Primarily a mountaineer, most of Tabin’s trips took place in the Himalayas. Perhaps his most historic trip was his ascent of the last unclimbed section of Everest, the Kangshung Face. It took three attempts before Tabin himself finally stood atop the infamous East Face in 1988. Although he wasn’t the first to do so, he was on the mountain supporting the 1983 crew that managed to ascend the face for the first time. It is considered to be one of the most difficult routes up the mountain and is rarely attempted.
80s Nepal, the foremost climbing country in the Himalayas, was not much better off than most third-world countries. It was here, in the disheartening villages, that Tabin realized his passion for, “the moral, philosophical underpinnings of healthcare.” He witnessed a cataract surgery on a woman during one of his Everest expeditions and was amazed at the power it had to transform her life.
Returning to the U.S. to attend medical school at Harvard University, Tabin realized he wanted to return to Nepal, only this time it wasn’t to climb. It was on this return trip that he met Dr. Sanduk Ruit, a leading cataract surgeon from Nepal working on a pioneering surgery.
With Ruit’s new method, surgeries became cheaper, faster, and simpler than ever. Using a small incision, Ruit was able to clean away the buildup causing the cataract and install a secondary lens to refocus the vision. Tabin was convinced this was his calling. With Ruit, Tabin started the Himalayan Cataract Project.

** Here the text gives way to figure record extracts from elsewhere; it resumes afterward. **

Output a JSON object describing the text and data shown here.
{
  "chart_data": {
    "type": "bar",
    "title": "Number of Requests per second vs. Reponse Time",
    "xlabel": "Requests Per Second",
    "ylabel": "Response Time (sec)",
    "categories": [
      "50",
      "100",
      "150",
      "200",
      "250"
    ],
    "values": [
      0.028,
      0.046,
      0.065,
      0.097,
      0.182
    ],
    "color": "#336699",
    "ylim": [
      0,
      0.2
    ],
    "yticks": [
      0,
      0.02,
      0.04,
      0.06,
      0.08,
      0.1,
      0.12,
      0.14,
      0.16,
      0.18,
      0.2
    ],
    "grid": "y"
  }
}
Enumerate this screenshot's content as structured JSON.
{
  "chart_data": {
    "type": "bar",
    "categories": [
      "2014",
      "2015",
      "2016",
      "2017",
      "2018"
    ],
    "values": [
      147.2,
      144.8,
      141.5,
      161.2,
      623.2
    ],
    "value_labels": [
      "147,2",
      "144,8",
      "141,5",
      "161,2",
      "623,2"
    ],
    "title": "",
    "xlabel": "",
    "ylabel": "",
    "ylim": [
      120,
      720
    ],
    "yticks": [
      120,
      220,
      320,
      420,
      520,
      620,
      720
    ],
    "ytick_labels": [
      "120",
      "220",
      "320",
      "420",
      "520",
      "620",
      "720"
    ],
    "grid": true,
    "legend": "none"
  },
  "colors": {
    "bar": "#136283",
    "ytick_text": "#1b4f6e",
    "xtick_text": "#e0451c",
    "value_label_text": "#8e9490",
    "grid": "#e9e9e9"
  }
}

The project’s goal was to help combat blindness in Nepal alone — a goal soon surpassed. Under the two men’s guidance, a multitude of different training programs for adults or youth were implemented in Nepal. Within a few years the Project had treated nearly 300,000 people in Nepal. Looking back, Tabin realized that naming his organization the Himalayan Cataract Project was a mistake.
“At the time, the need in Nepal was so great, some 255,000 people were backlogged for these surgeries. We saw this as a life endeavor” Tabin recalls. With serious dedication and effort, however, the project has spread far across Nepalese borders. The Himalayan Cataract Project now works not just in other Himalayan countries like Tibet, but all over Asia and Sub-Saharan Africa too.
Today, Tabin’s life is still packed with adventure, although of a different kind than in his college days. Instead of jumping off bridges or climbing big mountains, he is traveling a large part of the year doing the work he loves in the most disparaged countries. He doesn’t have much time for big expeditions anymore which is why he loves living in Utah. “You can skin up a mountain, ski down, and still be at work by 8 a.m.”
But he does manage to find a few days here and there for some larger trips. A few years ago in Africa he was able to sneak off for six days to casually climb Kilimanjaro with a paraplegic veteran, an expedition that sums up his character.